On 7/6/2021 8:49 AM, John Clark wrote:
On Tue, Jul 6, 2021 at 8:26 AM Bruce Kellett <[email protected] <mailto:[email protected]>> wrote:

        >> So an intelligent and presumably consciousbeingonce existed that
        knew which slot all the electrons went through, but those
        interference bands still showed up anyway. Don't you find that
        a little strange? If Many Worlds is wrong and that being
        didn't exist in another world, then where did it exist?


    /> The mistake that you (and Deutsch) are making, John, is to
    assume that consciousness causes the collapse of the wave function
    in CI. This was never a consensus view among supporters of Bohr.
    The idea was floated by Wigner, but was eventually laughed out of
    court /


I think consciousness causing the collapse of the wave function is a dopey idea too, but some people believe it and I think it's good that there's a real experiment that can determine if it's true or not. And I'd still like to know if Many Worlds is wrong and there are no worlds but this one then where was that intelligent creature living that knew which slot each electron went through, electrons which later produced an interference pattern on that photographic plate. And you never answered my general question, what conclusion would you reach if you *DID SEE *interference bands on that photographic plate, and what conclusion would you reach if you *DID NOT SEE* interference bands on that photographic plate? If your opinion cannot be changed by the scientific method and thus neither experimental result would modify it in any way then obviously there must be something seriously wrong with your opinion.

Wigner's idea was dopey but Bohr has no right to laugh at him because Bohr's idea for the cause of the collapse is just as dopey, in fact it was even worse. Wigner's idea was just wrong, but Bohr's idea wasn't even wrong, it was gibberish. As I said before Bohr was a great scientist but a lousy philosopher.
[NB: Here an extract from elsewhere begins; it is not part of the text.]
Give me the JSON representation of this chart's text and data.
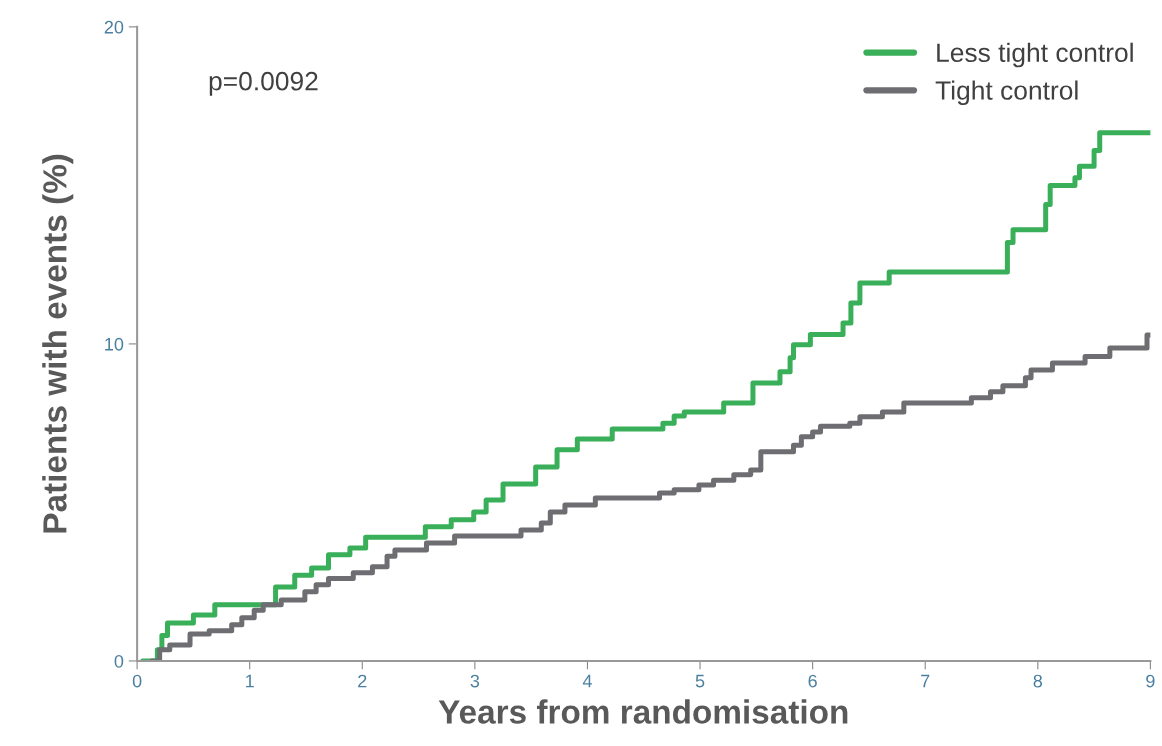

Nobody can laugh at Many World's explanation for the cause of the collapse because it doesn't have one due to the fact that nothing collapses.

I think you are relying on critics for what Bohr thought.  He was famously circuitous in his writing, but he had a simple point: whatever quantum mechanics did, science could only work with shared facts, records of experiments and observations, not superpositions of different possible facts.  Repetitions of exactly the same experiment give different recorded results, so nature is probabilistic and the probability of realization of different possible facts is what the Born rule provides.  He never said that this was in consciousness, he generally regarded is as being in instruments that recorded data, but he recognized that the Heisenberg cut could be located differently in different analyses.  Notice that all that is perfectly consistent with an epistemic interpretation of QM.